December brings the Society Christmas party and, this year, a talk by Warwick Burton, on the seasonal subject, the story of St. Nicholas. Warwick Burton is well known locally for his knowledge of the railways of Marple, an interest which his father, Monty shared, but now he was to share his knowledge of St. Nicholas, at this special celebration, a ‘bring and share’ buffet, for members.
The 'casual labour' of the committee, turned up at the gates of the Evangelical Church, at 2pm. on a cold afternoon early in December. Their minds were searching for answers to that ‘what did we do last year’ thought. A busy hour ensued. Tables and chairs had to be moved, and arranged, tablecloths cut and spread, serviettes folded, and glasses placed. A car was unloaded, and the load of lemonade and fruit hauled into the hall, the ingredients for the renowned non-alcoholic punch. All done and dusted by the time an hour had passed, the hall was ready, time to party, soon !
The anointed hour has arrived, 7.15pm. The doors are opened, bags are carried into the brightness of the hall from the darkness of the street. Bags filled with bowls, plates, and boxes, of a savoury or sweet course, for all to share. Carried towards the kitchen, where the food sorters took charge and placed them on this table or that, sweet or savoury. Then the party goer’s busied themselves, sliding into chairs, slipping into conversation, sipping the punch. Which table would be first this year? To keep the World/Hall peaceful, Hilary had a note from last year’s party; the same table would certainly not be first again. Only the extremely canny will know which table to sit at next year. No matter, the food was so enjoyed, an hors d'oeuvre for the celebrations to come, as December grows older. After the diners were satisfied with their fill, tables were cleared and then it was time for Warwick Burton to lecture on that very topical subject ‘St Nicholas the Origin of Santa Claus’. And what a treat of an early Christmas present, Warwick gave us, as we settled down.
St. Nicholas was a 4th century Greek Christian Bishop of Myra, in Lycia, now in Turkey. Nicholas was famous for his gifts, in particular in presenting dowries, three bags of gold, to the family of three impoverished daughters, so that they might not be led into dark ways. His feast day is celebrated on the anniversary of his death, December 6. This was traditionally considered a lucky day to make large purchases or to get married. By the Renaissance, St. Nicholas was the most popular saint in Europe. Even after the Protestant Reformation, when the veneration of saints began to be discouraged, St. Nicholas maintained a positive reputation, especially in Holland. During the Middle Ages, often on the evening before his name day of 6 December, children were bestowed gifts in his honour. In the Reformation in 16th-17th-century Europe, many Protestants and others changed the gift bringer to the Christ Child or Christkindl, and the date for giving gifts changed from December 6 to Christmas Eve.
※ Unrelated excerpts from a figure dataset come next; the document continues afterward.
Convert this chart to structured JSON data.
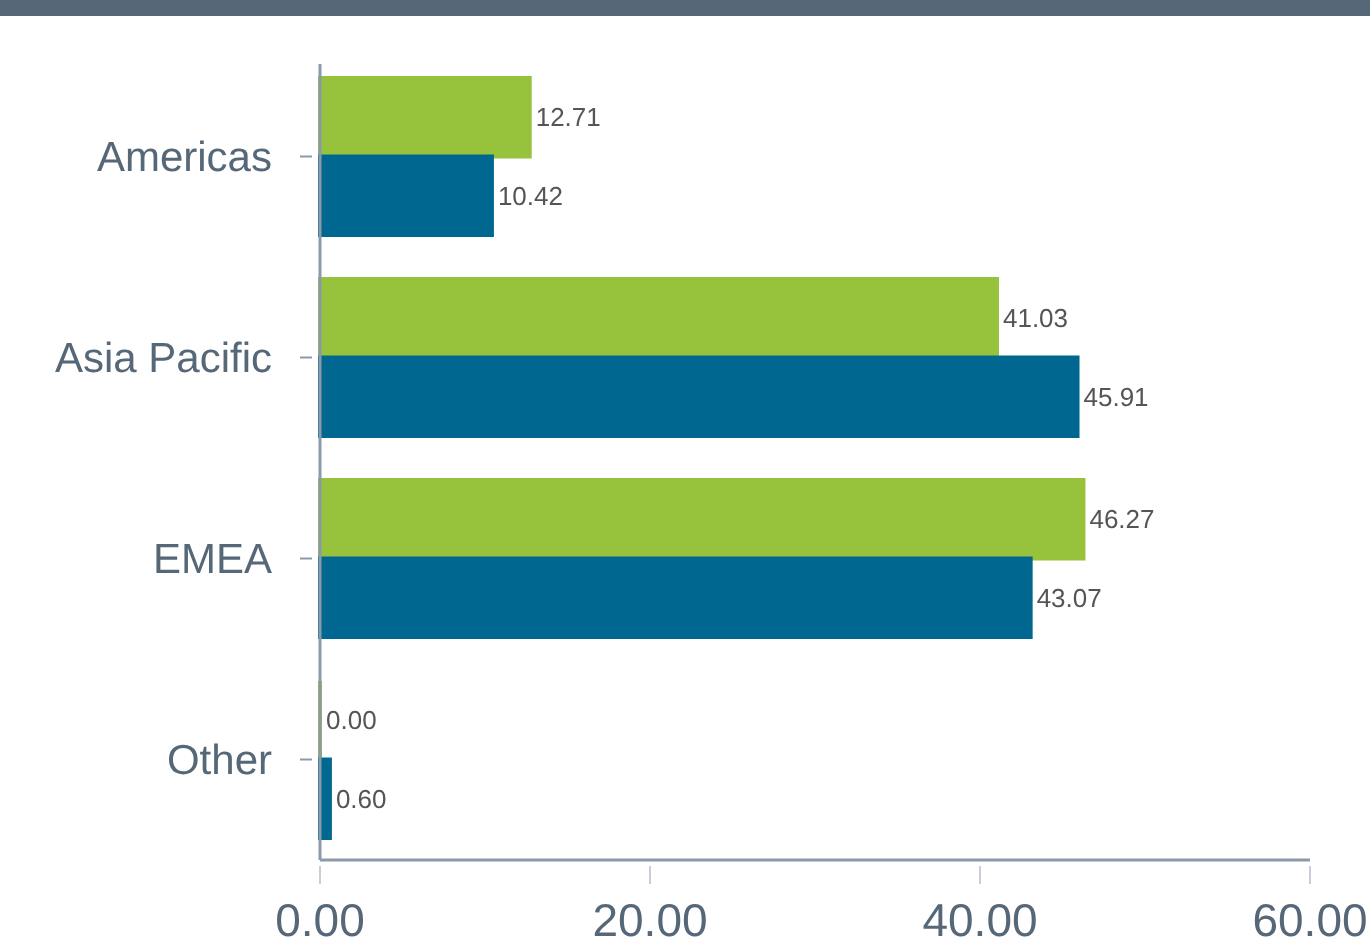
{
  "chart_data": {
    "type": "bar",
    "orientation": "horizontal",
    "categories": [
      "Americas",
      "Asia Pacific",
      "EMEA",
      "Other"
    ],
    "series": [
      {
        "color": "#97c23c",
        "values": [
          12.71,
          41.03,
          46.27,
          0
        ],
        "value_labels": [
          "12.71",
          "41.03",
          "46.27",
          "0.00"
        ]
      },
      {
        "color": "#006890",
        "values": [
          10.42,
          45.91,
          43.07,
          0.6
        ],
        "value_labels": [
          "10.42",
          "45.91",
          "43.07",
          "0.60"
        ]
      }
    ],
    "xlim": [
      0,
      60
    ],
    "xticks": [
      {
        "value": 0,
        "label": "0.00"
      },
      {
        "value": 20,
        "label": "20.00"
      },
      {
        "value": 40,
        "label": "40.00"
      },
      {
        "value": 60,
        "label": "60.00"
      }
    ],
    "grid": false
  }
}
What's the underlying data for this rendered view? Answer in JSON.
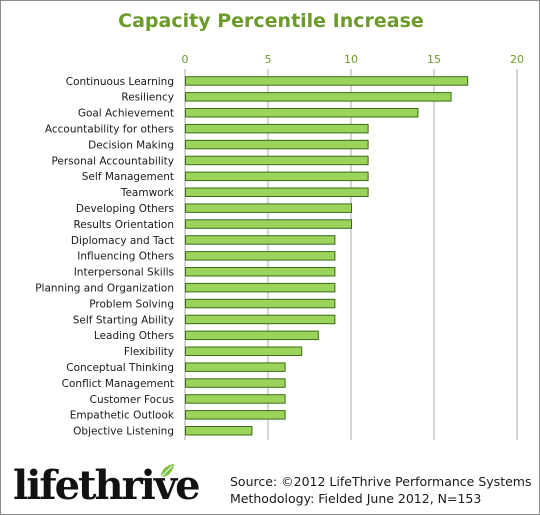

The modern figure of Santa Claus has its origin in the Dutch figure of Sinterklass, who in turn may have absorbed elements of the god Odin, who was associated with the Germanic pagan midwinter event of Yule and led the Wild Hunt, a ghostly procession through the sky. Over time, traits of this character and of Father Christmas came together to form the Santa Claus known today.
Father Christmas dates back as far as 16th century in England during the reign of Henry VIII, when he was pictured as a large man in green or scarlet robes lined with fur. He typified the spirit of good cheer at Christmas, bringing peace, joy, good food and wine and revelry. As England no longer kept the feast day of Saint Nicholas on 6 December, the Father Christmas celebration was moved to 25 December to coincide with Christmas Day. The Victorian revival of Christmas included Father Christmas as the emblem of 'good cheer'. His physical appearance was variable, with one famous image being John Leech's illustration (right) of the "Ghost of Christmas Present" in Charles Dickens's festive classic A Christmas Carol (1843), as a great genial man in a green coat lined with fur who takes Scrooge through the bustling streets of London on the current Christmas morning, sprinkling the essence of Christmas onto the happy populace.
Thanks must be given to the members who prepared the hall, brought food, sorted food, made drinks, and cleared up.
But the Society must give a very special thanks to Isabel Morris, who volunteers every year, working in the kitchen, arranging the food as it arrives and then washing up all evening. Isabel is Kirsten Western’s daughter. Kirsten was the treasurer, of the Society for many, many years and together with Peter Bardsley, kept the Society going when membership was low.